Friday, November 13, 2015

When means are mistaken for ends in religion and philosophy


Nietzsche was right in saying that life is only a means to something, although I think he got the sacred ends somewhat wrong. Life is not only the means to “power,” which was Nietzsche's claim, life is the means for material life to evolve toward the sacred end of supermaterial Godhood. “Happiness” is the other choice thinkers make as the most basic motivation, but happiness is a secondary reaction which only uses happiness as an incentive for deeper goals.

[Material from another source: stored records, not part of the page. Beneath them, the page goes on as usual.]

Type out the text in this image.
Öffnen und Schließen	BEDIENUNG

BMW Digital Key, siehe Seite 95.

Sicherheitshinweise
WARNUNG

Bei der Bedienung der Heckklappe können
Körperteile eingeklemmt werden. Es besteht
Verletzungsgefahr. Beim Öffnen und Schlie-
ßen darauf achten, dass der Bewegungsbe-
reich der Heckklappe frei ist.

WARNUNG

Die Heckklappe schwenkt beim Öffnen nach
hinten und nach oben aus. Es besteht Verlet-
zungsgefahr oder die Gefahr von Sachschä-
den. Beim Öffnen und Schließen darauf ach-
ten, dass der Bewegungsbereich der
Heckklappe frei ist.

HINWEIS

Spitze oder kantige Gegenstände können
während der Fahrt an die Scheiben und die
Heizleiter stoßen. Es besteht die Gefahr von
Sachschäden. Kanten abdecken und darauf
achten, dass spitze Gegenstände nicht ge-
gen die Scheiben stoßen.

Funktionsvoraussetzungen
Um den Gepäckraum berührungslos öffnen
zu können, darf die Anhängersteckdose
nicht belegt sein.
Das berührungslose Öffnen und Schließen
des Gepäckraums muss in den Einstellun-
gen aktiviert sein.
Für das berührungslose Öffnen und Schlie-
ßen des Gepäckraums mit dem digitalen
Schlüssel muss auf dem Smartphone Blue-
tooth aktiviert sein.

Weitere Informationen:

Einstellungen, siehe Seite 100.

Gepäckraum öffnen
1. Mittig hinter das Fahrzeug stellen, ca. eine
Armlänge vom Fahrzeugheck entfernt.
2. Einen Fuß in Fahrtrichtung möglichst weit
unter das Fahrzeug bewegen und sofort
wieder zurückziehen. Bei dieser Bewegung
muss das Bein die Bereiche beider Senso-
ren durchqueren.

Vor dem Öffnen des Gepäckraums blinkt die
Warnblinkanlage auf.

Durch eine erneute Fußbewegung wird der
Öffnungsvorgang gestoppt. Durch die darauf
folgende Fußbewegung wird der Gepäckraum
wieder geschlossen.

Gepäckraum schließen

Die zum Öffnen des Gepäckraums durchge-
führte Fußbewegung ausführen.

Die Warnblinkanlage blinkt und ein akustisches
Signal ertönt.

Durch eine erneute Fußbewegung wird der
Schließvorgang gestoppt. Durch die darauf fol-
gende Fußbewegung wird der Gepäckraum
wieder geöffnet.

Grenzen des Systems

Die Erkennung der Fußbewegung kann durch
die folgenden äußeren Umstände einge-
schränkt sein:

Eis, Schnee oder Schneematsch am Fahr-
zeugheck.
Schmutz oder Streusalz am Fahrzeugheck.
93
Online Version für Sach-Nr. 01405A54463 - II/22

The conscious world is only a small slice of what lies beneath, which first Nietzsche and later Freud understood. Consciousness itself arose to enhance the deeper goals of evolutionary success, including the deepest motivation and goal of the evolution of life to Godhood, which is described in theological materialism.

The means have been misunderstood as the object itself, without looking for the end that explains the necessity of the means. Nietzsche understood this, but he didn't quite affirm the most basic activation of the evolution of life toward Godhood, that is, the Godhood first insufficiency glimpsed in the religions which Nietzsche dismissed.

Our values need to relate to the conditions that preserve and enhance our ongoing evolution toward Godhood, then the means are not mistaken for the end. Religion need not be rejected but transformed from the ascetic God-Within of the Inward Path, to the evolution of life to real Godhood in the Outward Path.